The House voted 402-1 to clear the “Congressional Budget Justification Transparency Act,” which would amend a 2006 law to increase the public’s access to federal agencies’ congressional budget requests by putting them on various federal websites (Rep. Andy Biggs, R-Ariz., was the only lawmaker to vote against the bill). There is a companion version in the Senate, which the Homeland Security and Governmental Affairs Committee reported favorably to the full chamber on March 2. 

“A bipartisan cohort of lawmakers expressed a clear, strong sense that the time has come for our government to improve how information from the budget formulation process is communicated to the American people,” Nick Hart, CEO of Data Coalition, a trade group that works to make government information more accurate and accessible, told Government Executive, on Tuesday. 

“Agency congressional justification documents contain a wealth of data about agency performance and priorities; this information must be readily accessible as open, machine-readable data to ensure the process for negotiating the federal government’s $4 trillion budget is transparent for the public,” Hart said.

If enacted, the bill would require all federal agencies to post their congressional budget justifications on their websites. The Office of Management and Budget would need to establish a public website to house all links to budget justifications and the Treasury Department would be obligated to post the agencies’ budget documents on USAspending.gov.

Presently, OMB only requires executive branch agencies to publish their congressional budget justifications online, and its website posts information just from the White House. “The lack of a designated and structured database to access congressional budget justification reports makes it difficult to determine where a particular budget justification for a particular year may be located,” said a Senate committee report on the bill. “USAspending.gov currently hosts some agencies' congressional budget justifications, but the collection is not exhaustive.”

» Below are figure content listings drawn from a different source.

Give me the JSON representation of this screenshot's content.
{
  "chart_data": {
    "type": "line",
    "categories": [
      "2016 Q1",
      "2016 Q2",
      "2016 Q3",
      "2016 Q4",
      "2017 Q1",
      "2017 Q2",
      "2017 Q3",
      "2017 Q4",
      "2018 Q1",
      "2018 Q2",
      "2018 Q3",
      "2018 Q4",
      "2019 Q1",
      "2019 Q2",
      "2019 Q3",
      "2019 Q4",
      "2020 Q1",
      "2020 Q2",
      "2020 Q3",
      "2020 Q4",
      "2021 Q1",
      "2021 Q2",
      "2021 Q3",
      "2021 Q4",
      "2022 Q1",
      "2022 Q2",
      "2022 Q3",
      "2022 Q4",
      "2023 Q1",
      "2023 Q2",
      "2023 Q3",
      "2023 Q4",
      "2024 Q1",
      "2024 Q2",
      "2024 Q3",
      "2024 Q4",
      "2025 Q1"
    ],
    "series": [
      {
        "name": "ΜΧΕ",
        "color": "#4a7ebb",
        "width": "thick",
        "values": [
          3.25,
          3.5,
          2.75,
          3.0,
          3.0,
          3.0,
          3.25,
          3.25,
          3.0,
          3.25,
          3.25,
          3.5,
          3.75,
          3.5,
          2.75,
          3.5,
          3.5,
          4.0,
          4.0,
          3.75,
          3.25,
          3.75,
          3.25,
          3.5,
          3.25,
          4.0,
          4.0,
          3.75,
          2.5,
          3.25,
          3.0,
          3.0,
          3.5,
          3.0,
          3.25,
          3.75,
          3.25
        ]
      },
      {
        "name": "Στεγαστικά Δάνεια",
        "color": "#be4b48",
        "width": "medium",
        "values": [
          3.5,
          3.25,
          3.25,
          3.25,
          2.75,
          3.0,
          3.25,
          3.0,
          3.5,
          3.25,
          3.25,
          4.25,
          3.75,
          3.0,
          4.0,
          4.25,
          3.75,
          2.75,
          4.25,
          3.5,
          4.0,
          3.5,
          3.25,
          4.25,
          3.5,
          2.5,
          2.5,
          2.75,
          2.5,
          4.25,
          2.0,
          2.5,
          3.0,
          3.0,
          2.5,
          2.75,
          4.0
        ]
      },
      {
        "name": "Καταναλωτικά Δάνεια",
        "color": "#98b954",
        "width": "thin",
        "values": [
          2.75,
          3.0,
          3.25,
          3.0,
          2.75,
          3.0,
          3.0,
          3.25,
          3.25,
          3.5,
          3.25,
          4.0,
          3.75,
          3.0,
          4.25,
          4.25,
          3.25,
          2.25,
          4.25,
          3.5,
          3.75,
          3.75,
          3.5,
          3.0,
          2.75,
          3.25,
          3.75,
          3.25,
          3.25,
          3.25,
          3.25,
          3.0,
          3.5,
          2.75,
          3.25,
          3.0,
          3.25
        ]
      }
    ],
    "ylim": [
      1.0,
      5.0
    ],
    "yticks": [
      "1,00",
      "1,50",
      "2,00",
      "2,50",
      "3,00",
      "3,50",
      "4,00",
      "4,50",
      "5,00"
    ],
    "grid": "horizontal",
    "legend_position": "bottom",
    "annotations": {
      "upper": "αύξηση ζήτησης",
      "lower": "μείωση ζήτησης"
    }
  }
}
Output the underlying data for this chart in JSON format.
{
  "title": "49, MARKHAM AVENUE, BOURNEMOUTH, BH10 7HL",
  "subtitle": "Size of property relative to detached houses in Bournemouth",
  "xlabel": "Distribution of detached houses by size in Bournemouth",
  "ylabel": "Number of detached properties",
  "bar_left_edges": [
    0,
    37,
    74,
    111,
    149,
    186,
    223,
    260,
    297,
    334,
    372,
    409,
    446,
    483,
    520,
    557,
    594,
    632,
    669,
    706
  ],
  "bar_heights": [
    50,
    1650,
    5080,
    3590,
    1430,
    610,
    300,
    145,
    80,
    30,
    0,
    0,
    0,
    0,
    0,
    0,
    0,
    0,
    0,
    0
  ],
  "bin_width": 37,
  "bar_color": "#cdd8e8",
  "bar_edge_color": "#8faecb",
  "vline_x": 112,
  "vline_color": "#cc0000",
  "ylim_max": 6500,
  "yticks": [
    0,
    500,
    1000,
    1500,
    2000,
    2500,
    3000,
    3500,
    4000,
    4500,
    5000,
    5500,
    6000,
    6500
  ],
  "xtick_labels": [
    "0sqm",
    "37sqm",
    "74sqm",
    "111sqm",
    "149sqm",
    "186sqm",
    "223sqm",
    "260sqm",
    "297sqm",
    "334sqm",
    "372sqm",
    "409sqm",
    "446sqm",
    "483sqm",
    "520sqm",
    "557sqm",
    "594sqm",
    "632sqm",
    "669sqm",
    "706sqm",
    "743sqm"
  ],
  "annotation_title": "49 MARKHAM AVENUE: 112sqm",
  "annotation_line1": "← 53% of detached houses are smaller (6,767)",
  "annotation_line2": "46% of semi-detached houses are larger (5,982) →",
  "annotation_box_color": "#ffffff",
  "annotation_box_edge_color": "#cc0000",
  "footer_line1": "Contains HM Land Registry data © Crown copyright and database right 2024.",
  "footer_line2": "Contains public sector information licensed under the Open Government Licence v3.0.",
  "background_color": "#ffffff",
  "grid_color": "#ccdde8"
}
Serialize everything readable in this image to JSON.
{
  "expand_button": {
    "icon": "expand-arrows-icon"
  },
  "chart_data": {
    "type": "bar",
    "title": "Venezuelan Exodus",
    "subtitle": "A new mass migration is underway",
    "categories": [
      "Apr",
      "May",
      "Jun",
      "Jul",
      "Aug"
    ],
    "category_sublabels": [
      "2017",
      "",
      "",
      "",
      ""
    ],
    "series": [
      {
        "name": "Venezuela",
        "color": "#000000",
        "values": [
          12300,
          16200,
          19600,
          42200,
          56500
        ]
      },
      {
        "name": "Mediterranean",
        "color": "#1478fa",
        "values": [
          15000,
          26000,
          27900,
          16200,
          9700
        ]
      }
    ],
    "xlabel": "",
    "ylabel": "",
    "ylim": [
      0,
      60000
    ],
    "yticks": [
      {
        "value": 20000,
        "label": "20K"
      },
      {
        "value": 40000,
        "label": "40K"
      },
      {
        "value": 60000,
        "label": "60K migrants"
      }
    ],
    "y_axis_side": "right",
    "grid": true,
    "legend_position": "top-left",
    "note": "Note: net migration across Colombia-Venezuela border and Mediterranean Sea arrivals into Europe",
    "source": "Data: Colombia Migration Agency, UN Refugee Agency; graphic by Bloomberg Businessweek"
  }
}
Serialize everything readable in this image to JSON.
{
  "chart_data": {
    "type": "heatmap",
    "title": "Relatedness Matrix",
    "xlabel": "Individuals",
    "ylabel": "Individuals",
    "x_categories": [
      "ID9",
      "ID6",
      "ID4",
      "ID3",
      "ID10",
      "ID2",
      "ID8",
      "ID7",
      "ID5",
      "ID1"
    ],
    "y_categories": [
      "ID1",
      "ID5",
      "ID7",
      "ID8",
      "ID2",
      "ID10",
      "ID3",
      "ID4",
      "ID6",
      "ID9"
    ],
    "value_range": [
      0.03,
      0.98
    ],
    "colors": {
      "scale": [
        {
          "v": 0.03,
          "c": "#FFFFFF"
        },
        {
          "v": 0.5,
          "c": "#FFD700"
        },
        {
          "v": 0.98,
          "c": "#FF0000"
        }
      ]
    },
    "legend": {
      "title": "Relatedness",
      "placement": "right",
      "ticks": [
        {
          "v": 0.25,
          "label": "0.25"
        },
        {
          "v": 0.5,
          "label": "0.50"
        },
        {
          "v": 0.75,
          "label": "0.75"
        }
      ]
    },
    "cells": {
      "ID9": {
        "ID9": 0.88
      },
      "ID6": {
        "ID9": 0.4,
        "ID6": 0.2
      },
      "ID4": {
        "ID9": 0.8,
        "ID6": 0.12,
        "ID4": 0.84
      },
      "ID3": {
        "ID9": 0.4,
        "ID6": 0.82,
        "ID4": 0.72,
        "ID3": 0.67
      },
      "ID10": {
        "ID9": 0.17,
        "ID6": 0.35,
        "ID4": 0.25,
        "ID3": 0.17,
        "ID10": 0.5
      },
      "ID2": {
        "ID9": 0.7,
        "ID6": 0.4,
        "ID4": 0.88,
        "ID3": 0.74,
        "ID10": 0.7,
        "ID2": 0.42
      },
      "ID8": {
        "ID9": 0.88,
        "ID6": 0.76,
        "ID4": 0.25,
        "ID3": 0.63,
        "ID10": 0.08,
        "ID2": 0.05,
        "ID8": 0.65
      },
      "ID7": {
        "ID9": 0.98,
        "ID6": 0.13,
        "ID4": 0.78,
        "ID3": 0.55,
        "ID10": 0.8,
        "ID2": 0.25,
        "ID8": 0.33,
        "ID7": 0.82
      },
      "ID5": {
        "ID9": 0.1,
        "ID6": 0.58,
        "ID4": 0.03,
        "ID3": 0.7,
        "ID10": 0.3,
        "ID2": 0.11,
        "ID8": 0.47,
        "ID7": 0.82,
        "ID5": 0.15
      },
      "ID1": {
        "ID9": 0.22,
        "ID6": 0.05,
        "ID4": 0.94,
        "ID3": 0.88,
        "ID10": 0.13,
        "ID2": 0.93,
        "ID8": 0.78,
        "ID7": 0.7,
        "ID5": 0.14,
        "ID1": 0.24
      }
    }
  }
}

“It is absolutely critical that Congress and the public, more broadly, have access to this kind of information,” Dylan Hedtler-Gaudette, policy analyst at the watchdog group the Project on Government Oversight, told Government Executive on Tuesday. “We do have a huge problem whereby when Congress appropriates money and it goes to the executive branch there’s a lot of opacity and confusion and secrecy around how exactly the money is being distributed, how it’s being spent, [and] what, for example, OMB is doing with the apportionment process, what happens when things are being transferred across appropriations or re-programmed.”

He added that, “transparency, particularly around the use of public resources and taxpayer dollars, really shouldn’t be a partisan issue,” so it’s “a really good sign” that this bill is bipartisan. While there is always tension between the executive branch and Congress, the Trump administration has been “exacerbating it and taking it to a new extreme,” as shown by the delay in funding to Ukraine last year (that led to the president’s impeachment in the House) and Puerto Rico earlier this year, Hedtler-Gaudette stated. 

The Congressional Budget Office estimated in February that implementing the bill would cost less than $500,000 between 2020 and 2025 to cover administrative expenses. Also, any changes to agencies’ direct spending would be “negligible.”